Par ailleurs, il apparait que les taux longs sont encore appelés à monter, ce qui nous amène à préférer des portefeuilles qui ne sont pas trop concentrés sur les valeurs de croissance dont le niveau de valorisation est extrême par rapport aux valeurs cycliques peu aimées des investisseurs (banques, assurances, produits de base, pétrole et gaz, automobile), à moins d’une récession prochaine. Par ailleurs et dans une perspective de moyen terme, la faible performance des marchés émergents par rapport au S&P 500 est notable. Alors que le niveau de valorisation du marché indien est élevé, le cas de la Chine est à la fois intéressant et délicat. Le virage politique de Xi Jing Ping est durable et pèsera sur les marges des entreprises de certains secteurs. Le risque réglementaire nous incite à appliquer une prime de risque plus élevée pour ce pays. Toutefois, la santé du secteur privé est très importante pour le développement du pays et il semble raisonnablement d’espérer que l’évolution de la règlementation n’aille pas beaucoup plus loin.
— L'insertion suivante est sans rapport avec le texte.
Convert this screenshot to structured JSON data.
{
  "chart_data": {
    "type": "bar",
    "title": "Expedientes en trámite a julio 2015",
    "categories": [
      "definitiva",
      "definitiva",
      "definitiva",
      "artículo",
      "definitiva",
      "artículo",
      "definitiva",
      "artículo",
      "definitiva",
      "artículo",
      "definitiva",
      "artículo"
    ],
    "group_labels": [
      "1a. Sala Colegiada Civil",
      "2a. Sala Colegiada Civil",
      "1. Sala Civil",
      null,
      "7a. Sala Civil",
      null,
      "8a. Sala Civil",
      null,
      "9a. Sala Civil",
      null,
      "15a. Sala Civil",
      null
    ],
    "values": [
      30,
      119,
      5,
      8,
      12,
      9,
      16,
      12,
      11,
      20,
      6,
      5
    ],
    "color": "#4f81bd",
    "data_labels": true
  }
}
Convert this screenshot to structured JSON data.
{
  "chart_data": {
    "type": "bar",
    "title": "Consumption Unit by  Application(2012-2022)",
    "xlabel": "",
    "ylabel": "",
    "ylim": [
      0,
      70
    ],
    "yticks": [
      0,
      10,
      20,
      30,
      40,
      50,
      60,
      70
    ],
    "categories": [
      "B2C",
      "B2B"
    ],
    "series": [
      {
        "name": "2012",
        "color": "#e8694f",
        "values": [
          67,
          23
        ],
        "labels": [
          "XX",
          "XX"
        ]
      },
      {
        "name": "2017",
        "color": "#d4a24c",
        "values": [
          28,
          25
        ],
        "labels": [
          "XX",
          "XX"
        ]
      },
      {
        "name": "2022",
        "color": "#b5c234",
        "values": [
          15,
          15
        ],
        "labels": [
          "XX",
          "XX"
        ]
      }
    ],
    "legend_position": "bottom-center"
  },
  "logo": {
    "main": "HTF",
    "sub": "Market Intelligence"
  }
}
Sur le front des devises, la hausse récente du dollar pourra être mise à profit pour se couvrir partiellement sur cette devise qui apparaît surévaluée contre l’euro.
La rédaction de cette lettre mensuelle a été achevée le 04 octobre 2021.
Sources principales : Banque de France, Federal Reserve, FMI, OCDE, BIS, BEA, BCE, BOJ, BOC, Bloomberg, Reuter, Facset, Financial Times, Agence Internationale de l’Energie, CGPConseil, OMC, INSEE, Euler Hermès, Coface, MIT, ISTAT.